Rendering driven image based modeling

Previous works on image-based rendering (IBR) suggests that there is a tradeoff between the number of images and the amount of geometry required for anti-aliased rendering. However, to reconstruct the necessary geometry information from images is not trivial. Even for latest computer vision techniques, the quality is still not good enough for image based rendering. One major problem is that they lack the ability to properly recognize the occlusion boundaries and group the object at different depths. In this thesis, we introduce an interactive image based modeling framework, rendering driven image based modeling, which leverages the vision algorithms with human's interaction. It reconstructs the geometry in an iterative way. The criterion for the reconstruction is to improve the rendering quality. Through a well designed user interface, the user can supervise the reconstruction process and specify certain information to computer, such as grouping of pixels, errors, or confirmation of correctness. One of our essential observations is that the alpha matting along occluding boundary is very important for anti-aliasing rendering, while the geometry error inside opaque object is not as important. Therefore, we introduce the coherent layer representation to rectify the boundary location and extraction. To correctly separate the foreground colors and transparencies for the coherent layers, we also designed coherent matting, an enhanced Bayesian matting algorithm.
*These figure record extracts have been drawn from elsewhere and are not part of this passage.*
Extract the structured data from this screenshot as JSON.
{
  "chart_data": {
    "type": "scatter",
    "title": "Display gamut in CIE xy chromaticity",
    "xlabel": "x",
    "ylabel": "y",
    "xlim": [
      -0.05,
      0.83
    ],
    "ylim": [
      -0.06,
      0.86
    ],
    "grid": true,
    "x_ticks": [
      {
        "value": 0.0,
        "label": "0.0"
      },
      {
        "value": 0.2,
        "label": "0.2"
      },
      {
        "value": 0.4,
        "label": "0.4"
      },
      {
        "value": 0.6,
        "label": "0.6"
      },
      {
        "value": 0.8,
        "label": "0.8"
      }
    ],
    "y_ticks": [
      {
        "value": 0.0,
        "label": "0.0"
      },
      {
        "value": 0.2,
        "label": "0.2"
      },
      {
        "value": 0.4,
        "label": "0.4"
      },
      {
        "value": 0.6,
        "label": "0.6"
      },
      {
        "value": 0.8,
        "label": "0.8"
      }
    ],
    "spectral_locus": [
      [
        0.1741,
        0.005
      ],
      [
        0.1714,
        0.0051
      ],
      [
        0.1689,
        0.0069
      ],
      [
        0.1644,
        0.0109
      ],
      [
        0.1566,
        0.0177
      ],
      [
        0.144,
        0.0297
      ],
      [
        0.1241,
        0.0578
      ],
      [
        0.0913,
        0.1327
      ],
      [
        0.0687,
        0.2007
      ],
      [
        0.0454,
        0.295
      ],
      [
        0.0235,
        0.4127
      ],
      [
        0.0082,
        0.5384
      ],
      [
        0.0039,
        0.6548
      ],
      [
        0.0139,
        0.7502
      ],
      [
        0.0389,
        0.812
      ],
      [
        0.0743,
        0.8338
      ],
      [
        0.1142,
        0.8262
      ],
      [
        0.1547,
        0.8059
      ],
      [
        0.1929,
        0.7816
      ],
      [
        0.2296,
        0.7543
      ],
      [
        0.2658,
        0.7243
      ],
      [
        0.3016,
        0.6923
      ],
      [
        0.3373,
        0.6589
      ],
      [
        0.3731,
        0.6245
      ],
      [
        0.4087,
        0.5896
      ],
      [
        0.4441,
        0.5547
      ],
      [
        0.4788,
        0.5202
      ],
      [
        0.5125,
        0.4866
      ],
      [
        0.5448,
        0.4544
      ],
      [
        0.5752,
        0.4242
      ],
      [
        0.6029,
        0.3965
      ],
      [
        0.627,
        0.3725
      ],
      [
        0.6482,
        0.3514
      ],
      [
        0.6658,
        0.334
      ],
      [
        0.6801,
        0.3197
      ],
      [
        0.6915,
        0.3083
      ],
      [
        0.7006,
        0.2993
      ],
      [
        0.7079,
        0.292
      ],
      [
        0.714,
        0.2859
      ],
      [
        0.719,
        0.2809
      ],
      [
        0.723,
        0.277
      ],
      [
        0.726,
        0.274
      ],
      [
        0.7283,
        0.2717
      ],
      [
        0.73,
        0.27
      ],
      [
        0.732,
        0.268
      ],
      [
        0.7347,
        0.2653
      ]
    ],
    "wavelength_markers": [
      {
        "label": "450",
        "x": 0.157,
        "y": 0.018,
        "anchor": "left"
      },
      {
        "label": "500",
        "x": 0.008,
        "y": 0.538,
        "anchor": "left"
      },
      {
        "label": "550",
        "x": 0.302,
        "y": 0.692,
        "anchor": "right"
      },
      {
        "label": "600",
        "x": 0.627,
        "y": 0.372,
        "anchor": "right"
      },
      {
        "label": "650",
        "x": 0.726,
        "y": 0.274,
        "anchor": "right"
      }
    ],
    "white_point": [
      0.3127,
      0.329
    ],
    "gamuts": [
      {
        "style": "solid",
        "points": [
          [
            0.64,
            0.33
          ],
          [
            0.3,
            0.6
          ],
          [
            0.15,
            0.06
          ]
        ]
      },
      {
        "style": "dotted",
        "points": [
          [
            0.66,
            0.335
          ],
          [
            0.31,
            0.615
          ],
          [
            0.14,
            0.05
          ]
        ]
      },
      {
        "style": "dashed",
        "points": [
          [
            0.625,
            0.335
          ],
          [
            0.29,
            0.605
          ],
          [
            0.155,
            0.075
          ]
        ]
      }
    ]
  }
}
This system, also known as pop-up light field, is a practical interactive system for sparse lightfield modeling and rendering. In order to save user's interaction time, we also designed an interactive image segmentation tool, called Lazy Snapping. It separates the segmentation process into two steps, from coarse scale to fine detail. We deliberately designed two user interfaces for the two tasks. One is a coarse but quick marking process, and another is a polygon editing UI for boundary refinement. Moreover, Lazy Snapping provides instant visual feedback due to our enhanced region-based graph cut segmentation algorithm. Our usability studies indicate that Lazy Snapping system provides a better user experience and produces better segmentation results than the state-of-the-art interactive image cutout tool, Magnetic Lasso in Adobe Photoshop.